A catalyst does not affect the position of equilibrium.

Students should be able to:

  • use Le Chatelier’s principle to predict qualitatively the effect of changes in temperature, pressure and concentration on the position of equilibrium
  • explain why, for a reversible reaction used in an industrial process, a compromise temperature and pressure may be used.

PS 1.1

Students could carry out test-tube equilibrium shifts to show the effect of concentration and temperature (eg Cu(H2 O)6 2+ with concentrated HCl).

3.1.6.2 Equilibrium constant Kc for homogeneous systems

Content

Opportunities for skills development

The equilibrium constant K c is deduced from the equation for a reversible reaction.

The concentration, in mol dm–3 , of a species X involved in the expression for K c is represented by [X]

The value of the equilibrium constant is not affected either by changes in concentration or addition of a catalyst.

Students should be able to:

  • construct an expression for K c for a homogeneous system in equilibrium
  • calculate a value for K c from the equilibrium concentrations for a homogeneous system at constant temperature
  • perform calculations involving K c
  • predict the qualitative effects of changes of temperature on the value of K c

MS 0.3

Students estimate the effect of changing experimental parameters on a measurable value, eg how the value of K c would change with temperature, given different specified conditions.

MS 1.1

Students report calculations to an appropriate number of significant figures, given raw data quoted to varying numbers of significant figures.

Students understand that calculated results can only be reported to the limits of the least accurate measurement.

MS 2.2 and 2.3

Students calculate the concentration of a reagent at equilibrium.

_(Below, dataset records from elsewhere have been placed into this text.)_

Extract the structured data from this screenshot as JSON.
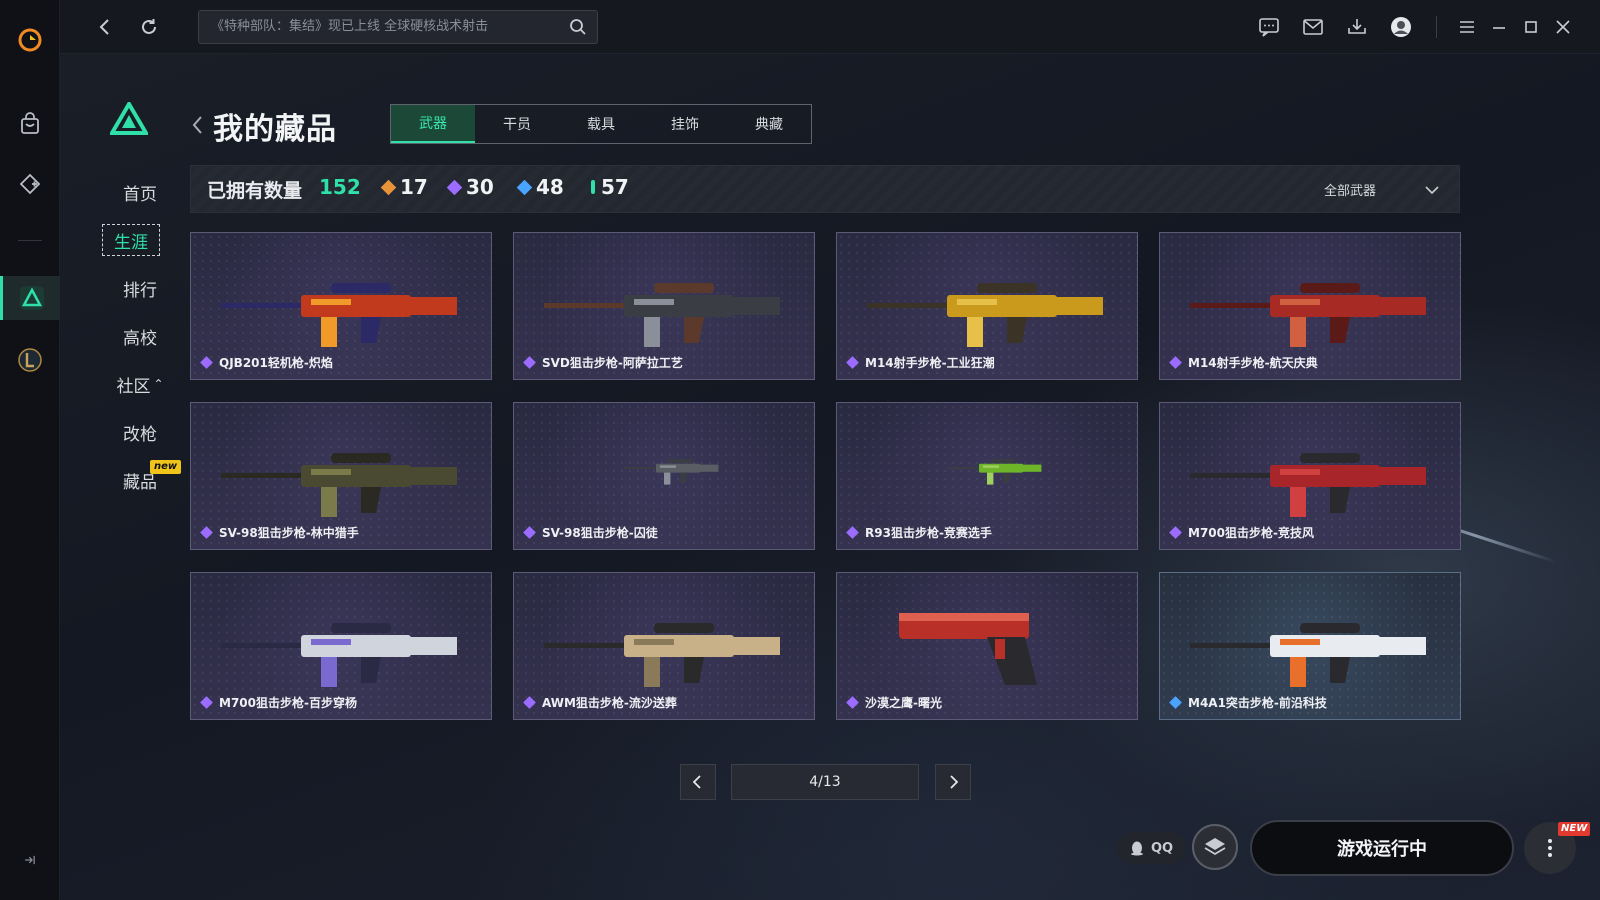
{
  "topbar": {
    "search_placeholder": "《特种部队：集结》现已上线 全球硬核战术射击"
  },
  "game_nav": {
    "items": [
      {
        "label": "首页"
      },
      {
        "label": "生涯"
      },
      {
        "label": "排行"
      },
      {
        "label": "高校"
      },
      {
        "label": "社区"
      },
      {
        "label": "改枪"
      },
      {
        "label": "藏品"
      }
    ],
    "community_caret": "⌃",
    "new_badge": "new"
  },
  "header": {
    "title": "我的藏品",
    "tabs": [
      {
        "label": "武器"
      },
      {
        "label": "干员"
      },
      {
        "label": "载具"
      },
      {
        "label": "挂饰"
      },
      {
        "label": "典藏"
      }
    ]
  },
  "owned": {
    "label": "已拥有数量",
    "total": "152",
    "stats": [
      {
        "value": "17",
        "color": "#e8923a"
      },
      {
        "value": "30",
        "color": "#9b6cff"
      },
      {
        "value": "48",
        "color": "#4aa3ff"
      },
      {
        "value": "57",
        "color": "#2fe0a8"
      }
    ],
    "filter": "全部武器"
  },
  "cards": [
    {
      "name": "QJB201轻机枪-炽焰",
      "rarity": "purple"
    },
    {
      "name": "SVD狙击步枪-阿萨拉工艺",
      "rarity": "purple"
    },
    {
      "name": "M14射手步枪-工业狂潮",
      "rarity": "purple"
    },
    {
      "name": "M14射手步枪-航天庆典",
      "rarity": "purple"
    },
    {
      "name": "SV-98狙击步枪-林中猎手",
      "rarity": "purple"
    },
    {
      "name": "SV-98狙击步枪-囚徒",
      "rarity": "purple"
    },
    {
      "name": "R93狙击步枪-竞赛选手",
      "rarity": "purple"
    },
    {
      "name": "M700狙击步枪-竞技风",
      "rarity": "purple"
    },
    {
      "name": "M700狙击步枪-百步穿杨",
      "rarity": "purple"
    },
    {
      "name": "AWM狙击步枪-流沙送葬",
      "rarity": "purple"
    },
    {
      "name": "沙漠之鹰-曙光",
      "rarity": "purple"
    },
    {
      "name": "M4A1突击步枪-前沿科技",
      "rarity": "blue"
    }
  ],
  "pagination": {
    "page": "4/13"
  },
  "bottom": {
    "qq_label": "QQ",
    "run_label": "游戏运行中",
    "new_tag": "NEW"
  },
  "colors": {
    "accent": "#2fe0a8",
    "purple": "#9b6cff",
    "blue": "#4aa3ff"
  }
}
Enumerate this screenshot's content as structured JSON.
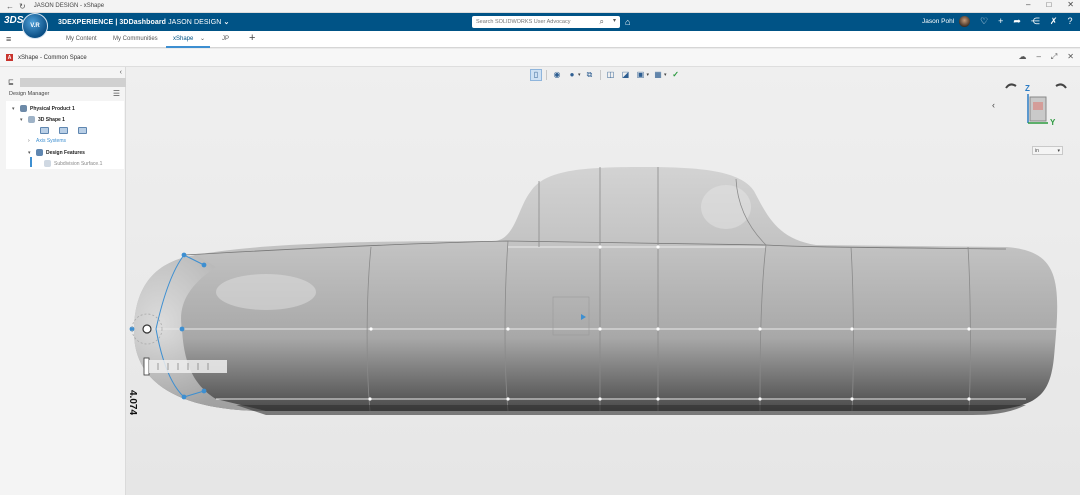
{
  "browser": {
    "window_title": "JASON DESIGN - xShape",
    "back_icon": "arrow-left-icon",
    "refresh_icon": "refresh-icon",
    "minimize_glyph": "–",
    "maximize_glyph": "□",
    "close_glyph": "✕"
  },
  "header": {
    "logo": "3DS",
    "compass_label": "V.R",
    "brand_bold": "3DEXPERIENCE | 3DDashboard",
    "brand_light": "JASON DESIGN",
    "search_placeholder": "Search SOLIDWORKS User Advocacy",
    "user_name": "Jason Pohl",
    "accent_color": "#005386"
  },
  "tabs": {
    "items": [
      "My Content",
      "My Communities",
      "xShape",
      "JP"
    ],
    "active": "xShape",
    "add_label": "+"
  },
  "app": {
    "title": "xShape - Common Space",
    "icon_letter": "A"
  },
  "tree": {
    "panel_title": "Design Manager",
    "nodes": {
      "physical_product": "Physical Product 1",
      "shape": "3D Shape 1",
      "axis_systems": "Axis Systems",
      "design_features": "Design Features",
      "subdivision": "Subdivision Surface.1"
    }
  },
  "viewport": {
    "dimension_value": "4.074",
    "scale_value": "in",
    "axes": {
      "z": "Z",
      "y": "Y"
    }
  }
}
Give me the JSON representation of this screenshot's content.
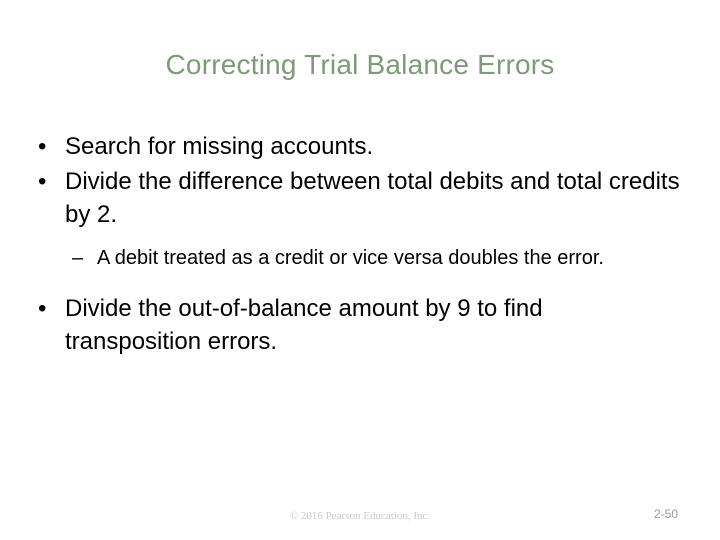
{
  "slide": {
    "title": "Correcting Trial Balance Errors",
    "title_color": "#7d9b78",
    "background_color": "#ffffff",
    "body_text_color": "#000000",
    "bullets": [
      {
        "level": 1,
        "marker": "•",
        "text": "Search for missing accounts."
      },
      {
        "level": 1,
        "marker": "•",
        "text": "Divide the difference between total debits and total credits by 2."
      },
      {
        "level": 2,
        "marker": "–",
        "text": "A debit treated as a credit or vice versa doubles the error."
      },
      {
        "level": 1,
        "marker": "•",
        "text": "Divide the out-of-balance amount by 9 to find transposition errors."
      }
    ],
    "footer": {
      "copyright": "© 2016 Pearson Education, Inc.",
      "copyright_color": "#c9c9c9",
      "slide_number": "2-50",
      "slide_number_color": "#9a9a9a"
    }
  }
}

Students calculate the value of an equilibrium constant K c

PS 2.3

Students could determine the equilibrium constant, K c , for the reaction of ethanol with ethanoic acid in the presence of a strong acid catalyst to ethyl ethanoate.

3.1.7 Oxidation, reduction and redox equations

Redox reactions involve a transfer of electrons from the reducing agent to the oxidising agent. The change in the oxidation state of an element in a compound or ion is used to identify the element that has been oxidised or reduced in a given reaction. Separate half-equations are written for the oxidation or reduction processes. These half-equations can then be combined to give an overall equation for any redox reaction.

Content

Opportunities for skills development

Oxidation is the process of electron loss and oxidising agents are electron acceptors.

Reduction is the process of electron gain and reducing agents are electron donors.

The rules for assigning oxidation states.

Students should be able to:

  • work out the oxidation state of an element in a compound or ion from the formula
  • write half-equations identifying the oxidation and reduction processes in redox reactions
  • combine half-equations to give an overall redox equation.